When the shaven headed, perfectly suited Pep Guardiola called time upon his magically envied career as the celebrated manager of Barcelona Football Club, the media’s concentrated buzz and millions of words translated in to a simple, sombre, gaping feeling of loss for fans of the Blaugrana, and of football in general.
In his 4 year stint on top of the world, the Catalan’s success and ability was evident; 14 trophies equated to endless, priceless respect and a heroic, iconic status from his countless worldwide admirers.
Famously, the style of football exhibited was addictively omniscient, replicated by others and cursed by countless destroyed opponents. Superlatives were unable to translate the on-field wonders into adequate words and phrases. The novelistic fantasy seemed too good to be true; it appeared impossible for Guardiola’s genius Catalan empire to collapse.

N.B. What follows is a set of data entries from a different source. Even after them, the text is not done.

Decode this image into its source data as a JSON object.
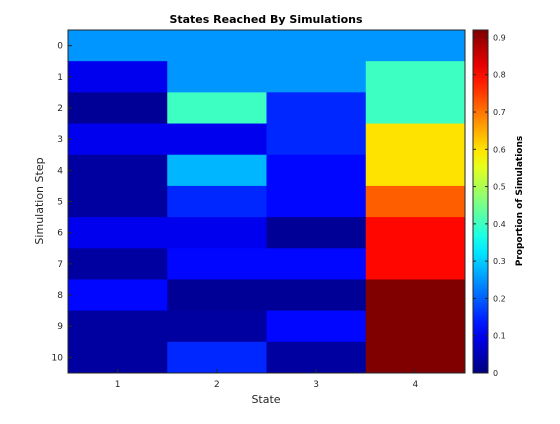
{
  "chart_data": {
    "type": "heatmap",
    "title": "States Reached By Simulations",
    "xlabel": "State",
    "ylabel": "Simulation Step",
    "x_categories": [
      "1",
      "2",
      "3",
      "4"
    ],
    "y_categories": [
      "0",
      "1",
      "2",
      "3",
      "4",
      "5",
      "6",
      "7",
      "8",
      "9",
      "10"
    ],
    "values": [
      [
        0.25,
        0.25,
        0.25,
        0.25
      ],
      [
        0.1,
        0.25,
        0.25,
        0.4
      ],
      [
        0.02,
        0.4,
        0.15,
        0.4
      ],
      [
        0.1,
        0.1,
        0.15,
        0.6
      ],
      [
        0.03,
        0.28,
        0.12,
        0.6
      ],
      [
        0.03,
        0.15,
        0.12,
        0.72
      ],
      [
        0.1,
        0.1,
        0.02,
        0.8
      ],
      [
        0.03,
        0.12,
        0.12,
        0.8
      ],
      [
        0.12,
        0.02,
        0.02,
        0.92
      ],
      [
        0.03,
        0.03,
        0.12,
        0.92
      ],
      [
        0.03,
        0.15,
        0.03,
        0.92
      ]
    ],
    "colorbar": {
      "label": "Proportion of Simulations",
      "min": 0,
      "max": 0.92,
      "ticks": [
        "0",
        "0.1",
        "0.2",
        "0.3",
        "0.4",
        "0.5",
        "0.6",
        "0.7",
        "0.8",
        "0.9"
      ],
      "tick_values": [
        0,
        0.1,
        0.2,
        0.3,
        0.4,
        0.5,
        0.6,
        0.7,
        0.8,
        0.9
      ],
      "colormap": "jet"
    },
    "grid": false
  }
}
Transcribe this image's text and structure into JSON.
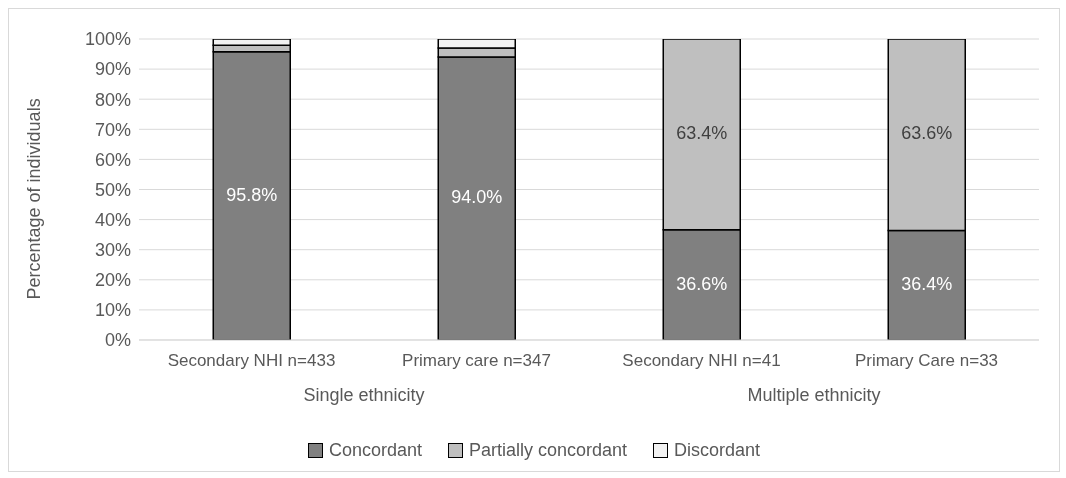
{
  "chart_data": {
    "type": "bar",
    "stacked": true,
    "ylabel": "Percentage of individuals",
    "categories": [
      "Secondary NHI n=433",
      "Primary care n=347",
      "Secondary NHI n=41",
      "Primary Care n=33"
    ],
    "series": [
      {
        "name": "Concordant",
        "color": "#808080",
        "values": [
          95.8,
          94.0,
          36.6,
          36.4
        ],
        "value_labels": [
          "95.8%",
          "94.0%",
          "36.6%",
          "36.4%"
        ]
      },
      {
        "name": "Partially concordant",
        "color": "#bfbfbf",
        "values": [
          2.1,
          3.0,
          63.4,
          63.6
        ],
        "value_labels": [
          null,
          null,
          "63.4%",
          "63.6%"
        ]
      },
      {
        "name": "Discordant",
        "color": "#f2f2f2",
        "values": [
          2.1,
          3.0,
          0,
          0
        ]
      }
    ],
    "ylim": [
      0,
      100
    ],
    "yticks": [
      {
        "value": 0,
        "label": "0%"
      },
      {
        "value": 10,
        "label": "10%"
      },
      {
        "value": 20,
        "label": "20%"
      },
      {
        "value": 30,
        "label": "30%"
      },
      {
        "value": 40,
        "label": "40%"
      },
      {
        "value": 50,
        "label": "50%"
      },
      {
        "value": 60,
        "label": "60%"
      },
      {
        "value": 70,
        "label": "70%"
      },
      {
        "value": 80,
        "label": "80%"
      },
      {
        "value": 90,
        "label": "90%"
      },
      {
        "value": 100,
        "label": "100%"
      }
    ],
    "grid": "y",
    "legend": "bottom",
    "annotations": [
      "Single ethnicity",
      "Multiple ethnicity"
    ]
  }
}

However, last season’s La Liga ended with mixed emotions. From José Mourinho’s point of view, his Real Madrid side mentally and physically overcame one of, if not the, greatest teams of all time. In contrast, Cesc Fàbregas recently spoke the word many had feared to utter: ‘failure’. Despite the European Supercup, FIFA Club World Cup and Copa Del Rey victories, the re-united outcast is right. The once-tight grip of the two titles which really matter to a club like Barcelona has been relinquished, and, voluntarily, Guardiola’s charismatic presence went with it.
The man who defied the odds in literally every way possible has gone. In his wake, Francesc ‘Tito’ Vilanova has been attempting to fill the biggest boots there has ever been after emerging from Guardiola’s, and his own, shadow. After initially impressing yet suffering a dramatic fall at the first hurdle against Real Madrid in the Spanish Supercup, Barca’s fortune has upturned. 4 league victories out of 4, the eventual goal-scoring return of the game-changing, often unplayable David Villa – plus the added influence of a re-born Pedro – and fans are growing in admiration for an easily exhausted man who had a tumour removed from his throat as recently as under a year ago.
He may not be everyone’s idea of the most picturesque, artistic manager of such a scrutinised football club; the media’s instant reaction was genuine surprise when he was unveiled as Guardiola’s replacement. Sandro Rosell, the president of Barcelona (the whole sports club), was eager to keep faith in the home grown talent the Camp Nou and its unique La Masia system famously produces both in the managerial area as well as on the field.